On one of these sleepless nights, Sid and Aya eventually met and made a connection with each other. However, as this film was "not a love story" as it claimed, things do not go all peaches and roses between the two. The couple will encounter challenging situations in their relationship, as captured by the stunning cinematography of Pao Orendain.

Anne Curtis owned this film as Aya. The camera loves her lovely face with all its quixotic charms. We can clearly see and feel how Aya swept Sid off his feet and changed his life. Because of Curtis's magnetic charisma, Aya can do no wrong. Even if there was money involved in her story, we never can judge her for her actions. This is Curtis's "Breakfast at Tiffany's," her Audrey Hepburn moment. 
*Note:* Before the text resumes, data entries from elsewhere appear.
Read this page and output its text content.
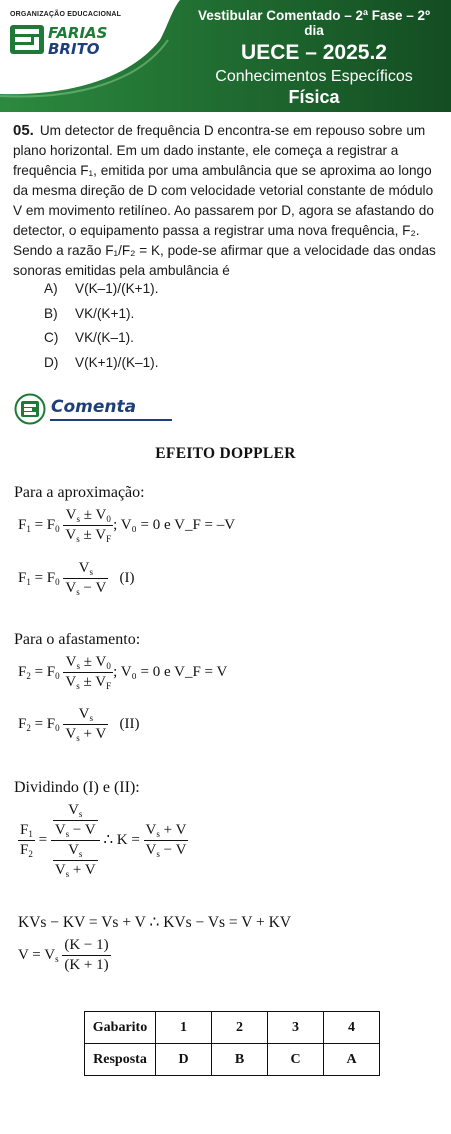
ORGANIZAÇÃO EDUCACIONAL
FARIAS
BRITO
Vestibular Comentado – 2ª Fase – 2º dia
UECE – 2025.2
Conhecimentos Específicos
Física
05. Um detector de frequência D encontra-se em repouso sobre um plano horizontal. Em um dado instante, ele começa a registrar a frequência F₁, emitida por uma ambulância que se aproxima ao longo da mesma direção de D com velocidade vetorial constante de módulo V em movimento retilíneo. Ao passarem por D, agora se afastando do detector, o equipamento passa a registrar uma nova frequência, F₂. Sendo a razão F₁/F₂ = K, pode-se afirmar que a velocidade das ondas sonoras emitidas pela ambulância é
A) V(K–1)/(K+1).
B) VK/(K+1).
C) VK/(K–1).
D) V(K+1)/(K–1).
Comenta
EFEITO DOPPLER
Para a aproximação:
$F_1 = F_0 \frac{V_s \pm V_0}{V_s \pm V_F}$ ; V₀ = 0 e V_F = –V
$F_1 = F_0 \frac{V_s}{V_s - V} (I)$
Para o afastamento:
$F_2 = F_0 \frac{V_s \pm V_0}{V_s \pm V_F}$ ; V₀ = 0 e V_F = V
$F_2 = F_0 \frac{V_s}{V_s + V} (II)$
Dividindo (I) e (II):
$\frac{F_1}{F_2} = \frac{\frac{V_s}{V_s - V}}{\frac{V_s}{V_s + V}}$ ∴ $K = \frac{V_s + V}{V_s - V}$
KVs − KV = Vs + V ∴ KVs − Vs = V + KV
$V = V_s \frac{(K - 1)}{(K + 1)}$
Gabarito	1	2	3	4
Resposta	D	B	C	A
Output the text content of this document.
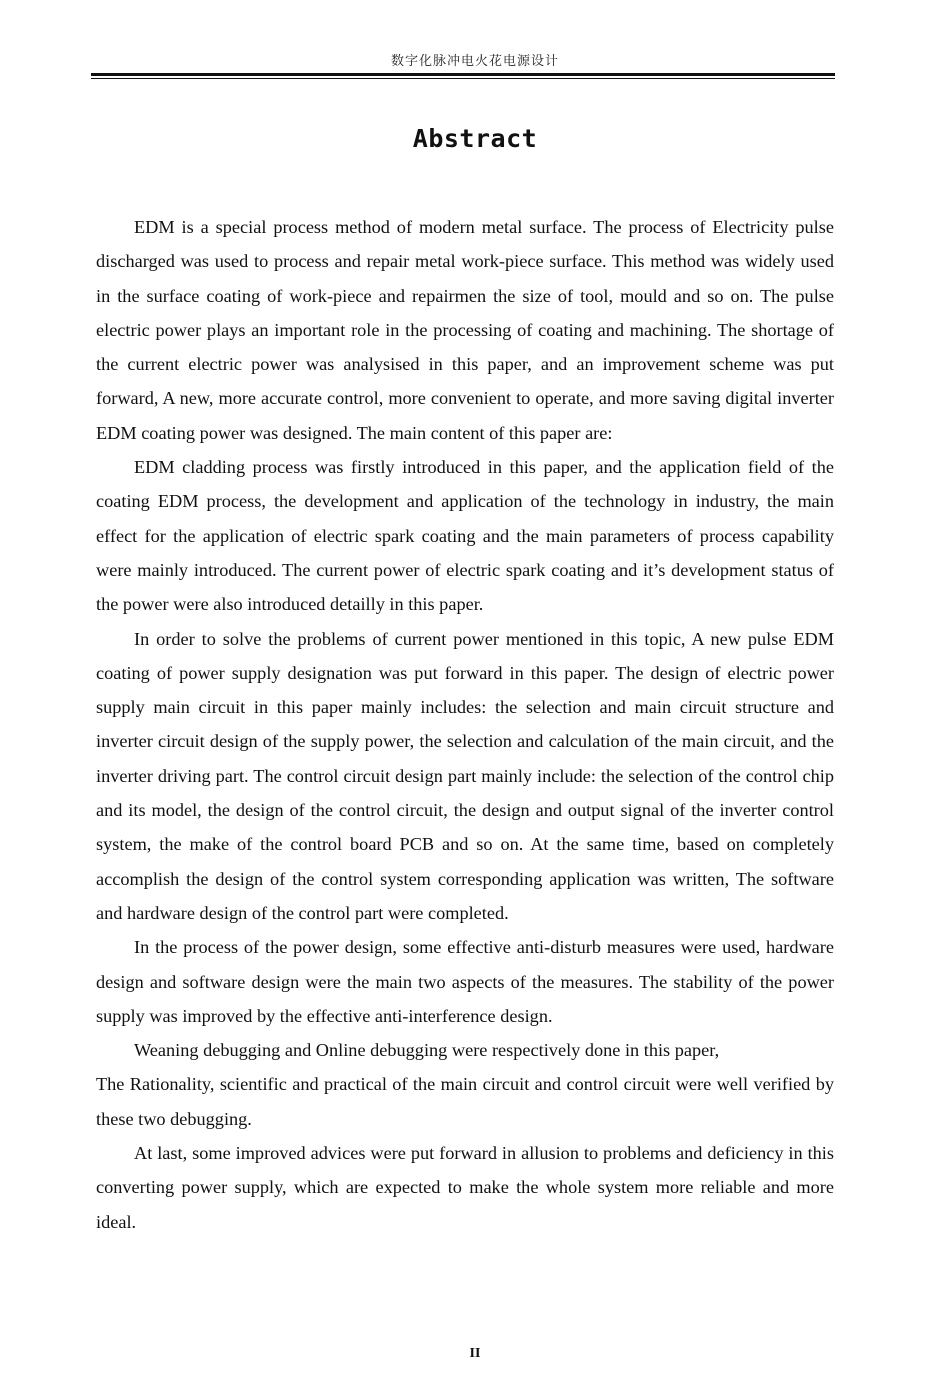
数字化脉冲电火花电源设计
Abstract

EDM is a special process method of modern metal surface. The process of Electricity pulse discharged was used to process and repair metal work-piece surface. This method was widely used in the surface coating of work-piece and repairmen the size of tool, mould and so on. The pulse electric power plays an important role in the processing of coating and machining. The shortage of the current electric power was analysised in this paper, and an improvement scheme was put forward, A new, more accurate control, more convenient to operate, and more saving digital inverter EDM coating power was designed. The main content of this paper are:

EDM cladding process was firstly introduced in this paper, and the application field of the coating EDM process, the development and application of the technology in industry, the main effect for the application of electric spark coating and the main parameters of process capability were mainly introduced. The current power of electric spark coating and it’s development status of the power were also introduced detailly in this paper.

In order to solve the problems of current power mentioned in this topic, A new pulse EDM coating of power supply designation was put forward in this paper. The design of electric power supply main circuit in this paper mainly includes: the selection and main circuit structure and inverter circuit design of the supply power, the selection and calculation of the main circuit, and the inverter driving part. The control circuit design part mainly include: the selection of the control chip and its model, the design of the control circuit, the design and output signal of the inverter control system, the make of the control board PCB and so on. At the same time, based on completely accomplish the design of the control system corresponding application was written, The software and hardware design of the control part were completed.

In the process of the power design, some effective anti-disturb measures were used, hardware design and software design were the main two aspects of the measures. The stability of the power supply was improved by the effective anti-interference design.

Weaning debugging and Online debugging were respectively done in this paper,

The Rationality, scientific and practical of the main circuit and control circuit were well verified by these two debugging.

At last, some improved advices were put forward in allusion to problems and deficiency in this converting power supply, which are expected to make the whole system more reliable and more ideal.

II
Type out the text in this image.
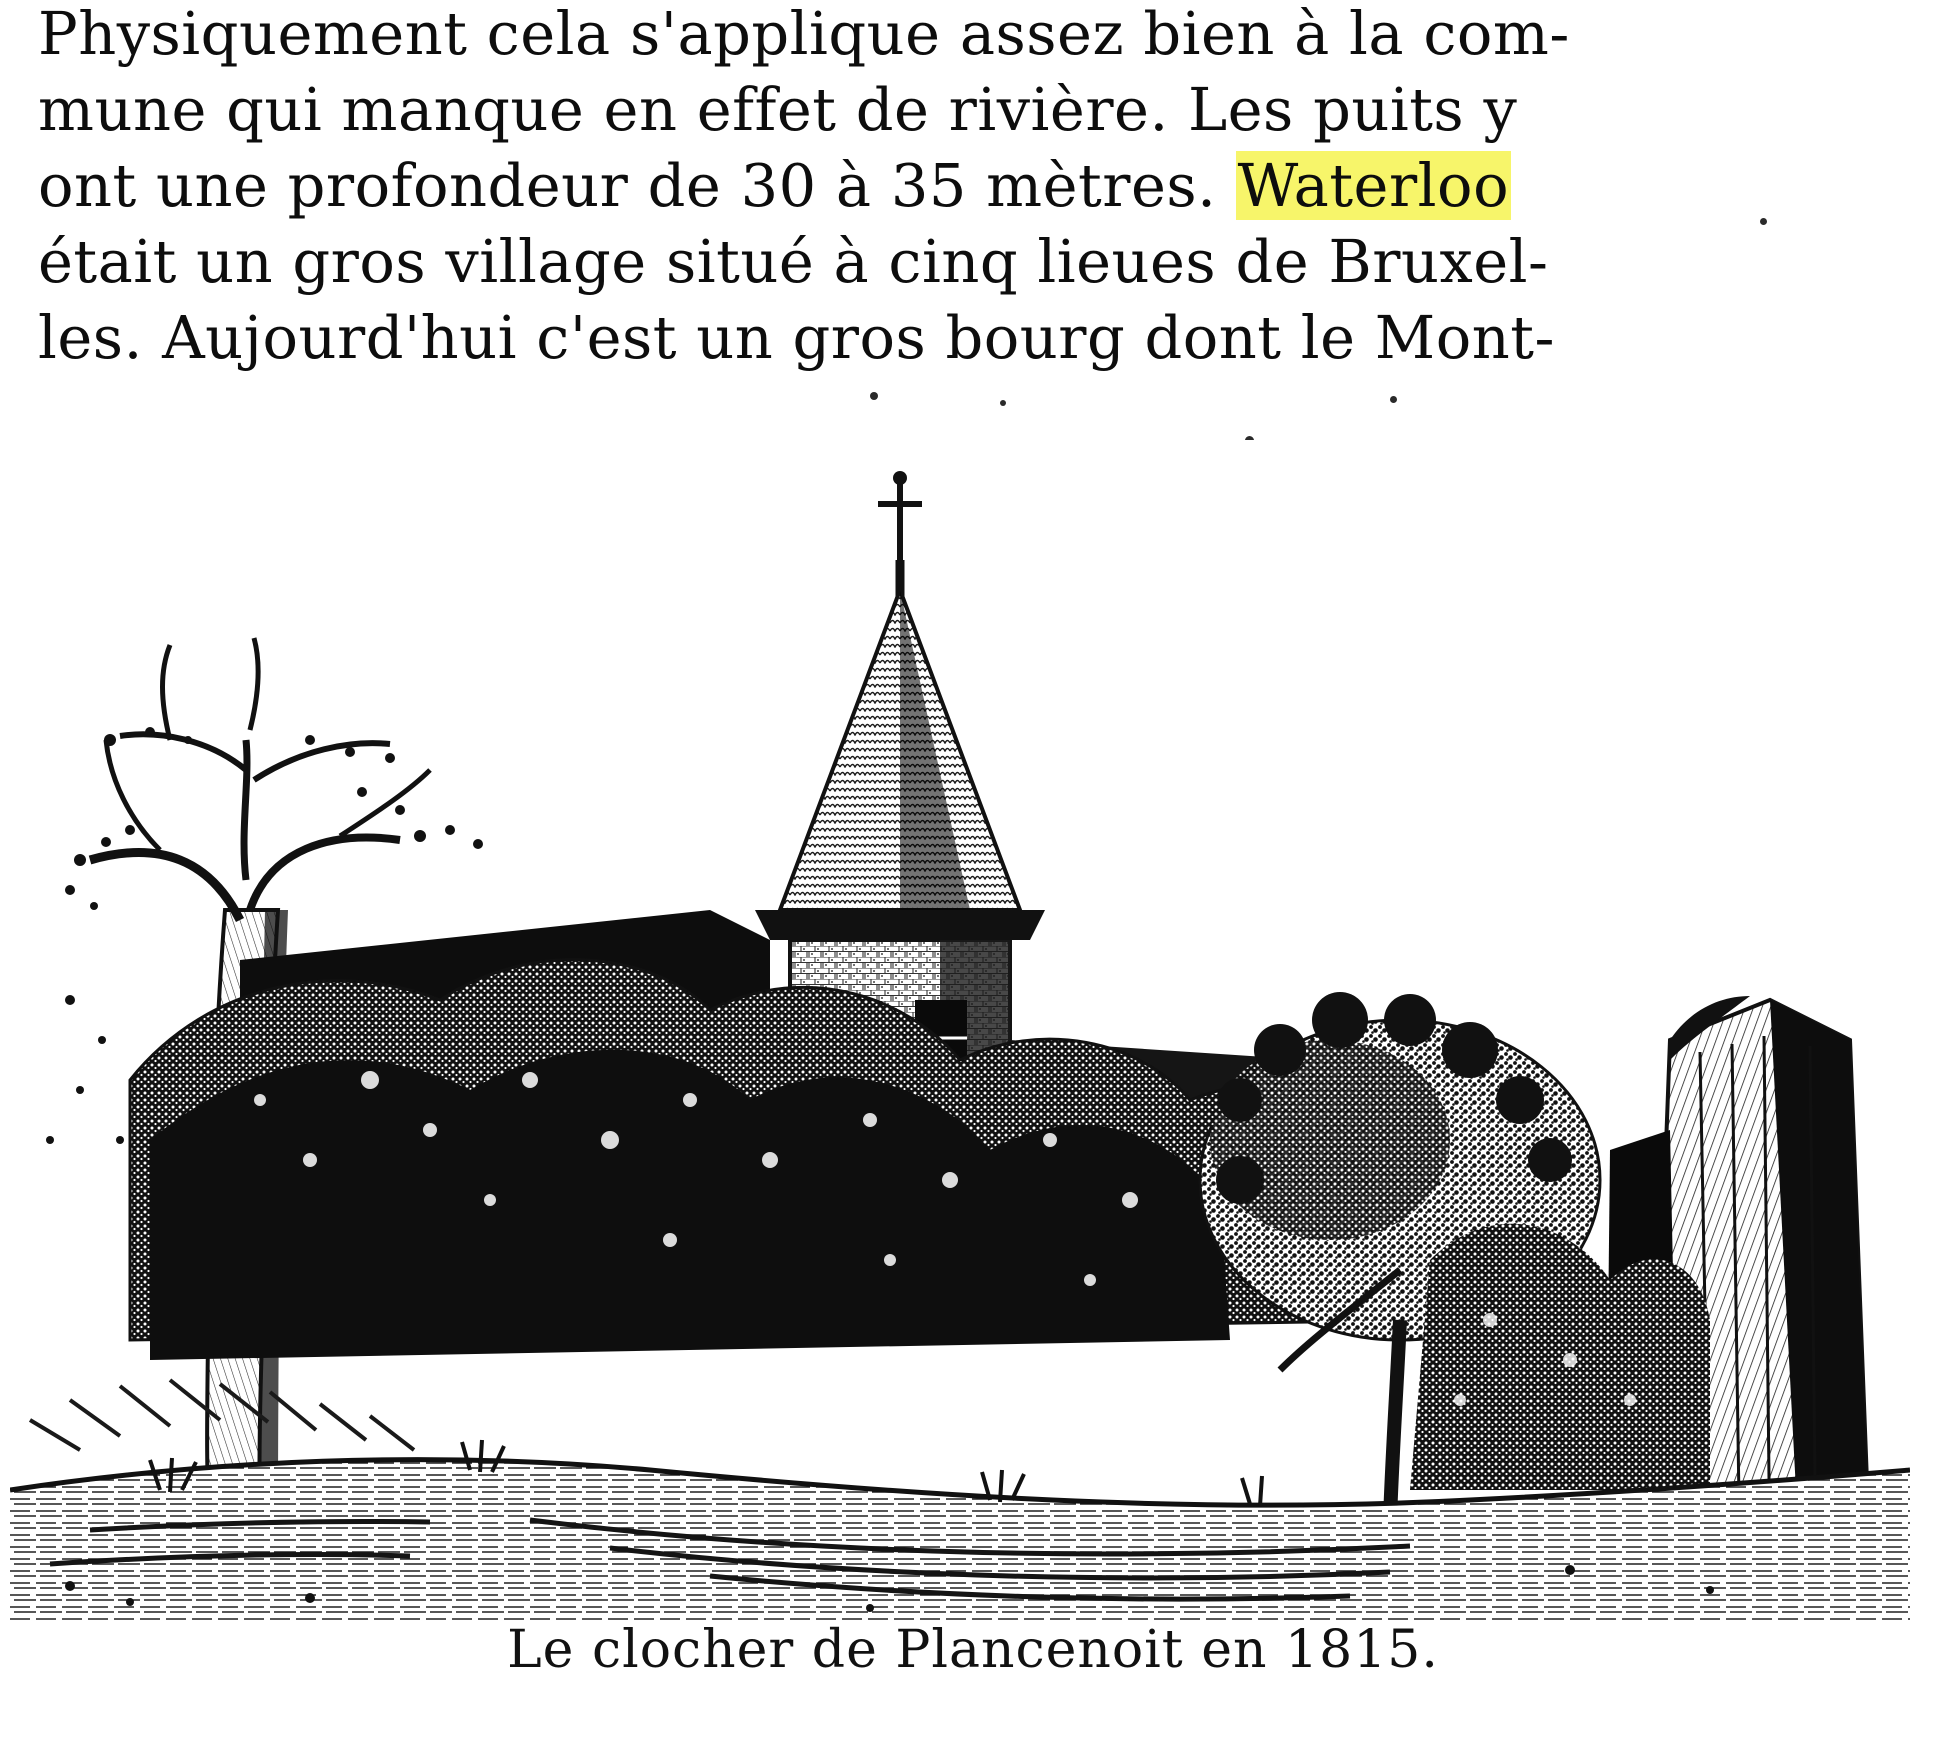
Physiquement cela s'applique assez bien à la com-
mune qui manque en effet de rivière. Les puits y
ont une profondeur de 30 à 35 mètres. Waterloo
était un gros village situé à cinq lieues de Bruxel-
les. Aujourd'hui c'est un gros bourg dont le Mont-
Le clocher de Plancenoit en 1815.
Dingdong Dantes is a very capable actor, and he proves it here again as the moody Sid. While this film was told mostly in Sid's point of view, Dantes graciously allowed Curtis to take centerstage. In so doing, he allowed us to see Aya through his eyes and get mesmerized with her along with Sid. Because of Dantes' sincere performance, we also feel Sid's happiness when he was with Aya, and his misery when he was not. 

The film brings us right into the midst of age-old dilemma about relationships -- should it be about the right person, or the right time? It described Aya as Sid's "black swan" -- a random event with extreme impact (as expounded in the 2007 book by philosopher Nassim Nicholas Taleb). I suspect that this film will also leave a big positive impact on its viewers. 8/10.